Late last month, between 180,000 and 200,000 copies of the 33-minute DVD were given out at 100 of America's top universities, and now the Jewish author and TV co-host is turning his attention to high schools. "No doubt some will say that Holocaust education isn't appropriate for high school kids. However, the United States Holocaust Memorial Museum says that the appropriate age is '11 years of age and older.' Nelly Silagy Benedek, Director of Education, The Jewish Museum (New York) agrees: 'From my experience, the best age to introduce students to the topic of the Holocaust is in high school.'"

Ray Comfort wants to teach your child about the Holocaust by showing them a movie about abortion and eternal salvation through Jesus Christ.
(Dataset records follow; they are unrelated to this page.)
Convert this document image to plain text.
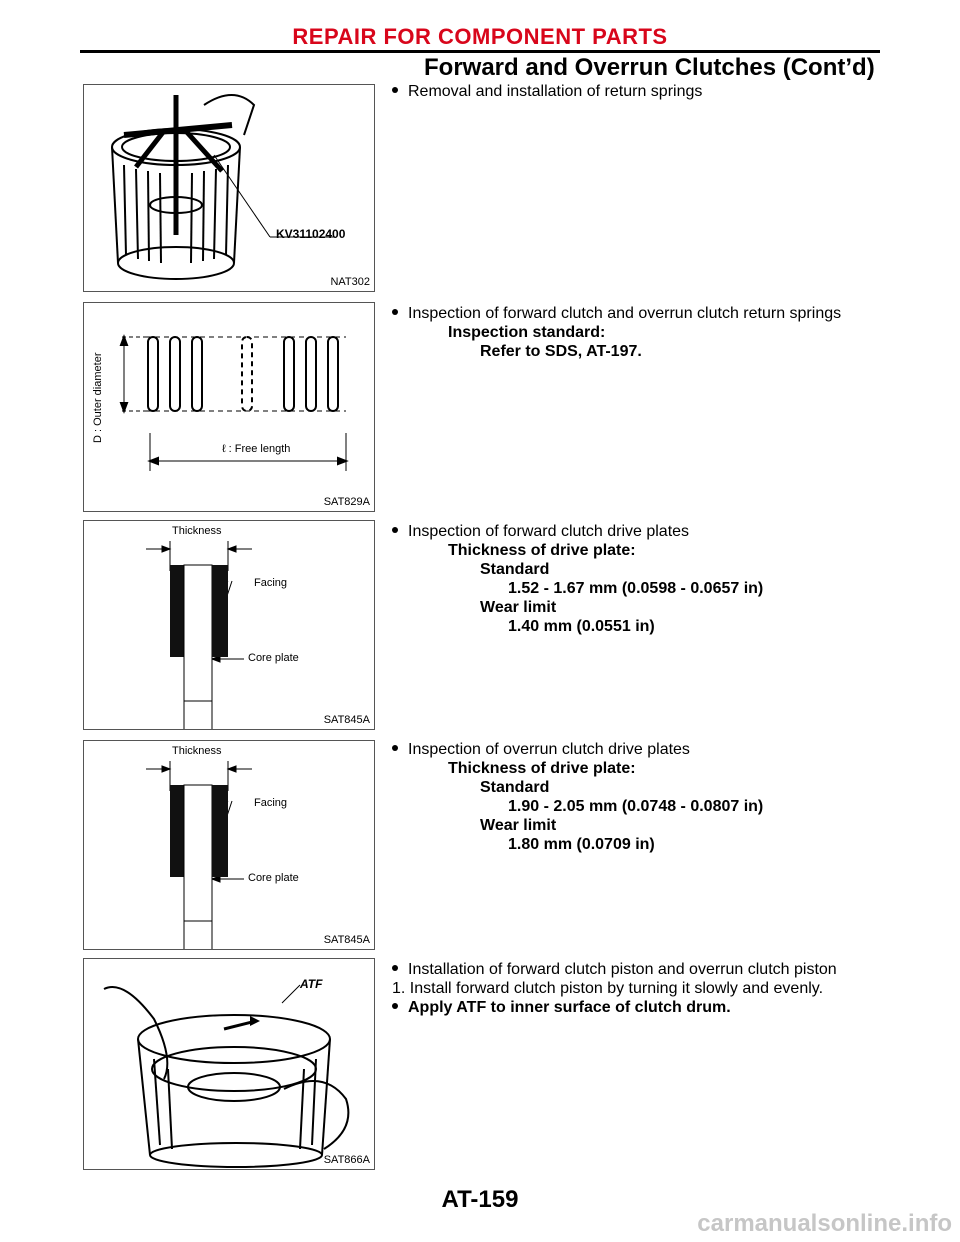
REPAIR FOR COMPONENT PARTS
Forward and Overrun Clutches (Cont’d)
KV31102400
NAT302
D : Outer diameter
ℓ : Free length
SAT829A
Thickness
Facing
Core plate
SAT845A
Thickness
Facing
Core plate
SAT845A
ATF
SAT866A
Removal and installation of return springs
Inspection of forward clutch and overrun clutch return springs
Inspection standard:
Refer to SDS, AT-197.
Inspection of forward clutch drive plates
Thickness of drive plate:
Standard
1.52 - 1.67 mm (0.0598 - 0.0657 in)
Wear limit
1.40 mm (0.0551 in)
Inspection of overrun clutch drive plates
Thickness of drive plate:
Standard
1.90 - 2.05 mm (0.0748 - 0.0807 in)
Wear limit
1.80 mm (0.0709 in)
Installation of forward clutch piston and overrun clutch piston
1. Install forward clutch piston by turning it slowly and evenly.
Apply ATF to inner surface of clutch drum.
AT-159
carmanualsonline.info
I hope you won't mind, Ray, if we teach kids about livestock through viewings of Brokeback Mountain, or about the value of physical fitness through viewings of al Qaeda training tapes.

Comfort adds:
"It's evident that many of the States aren't bothering to teach kids about one of the darkest periods of human history. I am concerned that we may become like the U.K. where some schools dropped teaching about the Holocaust for fear of offending Moslems, some of whom deny that the Holocaust even happened. This is more than a travesty, so we are giving hundreds of thousands of kids a free documentary that received more than a million views on YouTube in 22 days. We have already started locally, and they are going like hot cakes on a cold winter's day."

Like hot cakes on a cold winter's day... There's that carnival barker again.








1 comment:

  1. Hitler was anything but a Christian. The only reason he stated those things was to win the public over. He was a humanist, or in simpler terms, a darwinian atheist.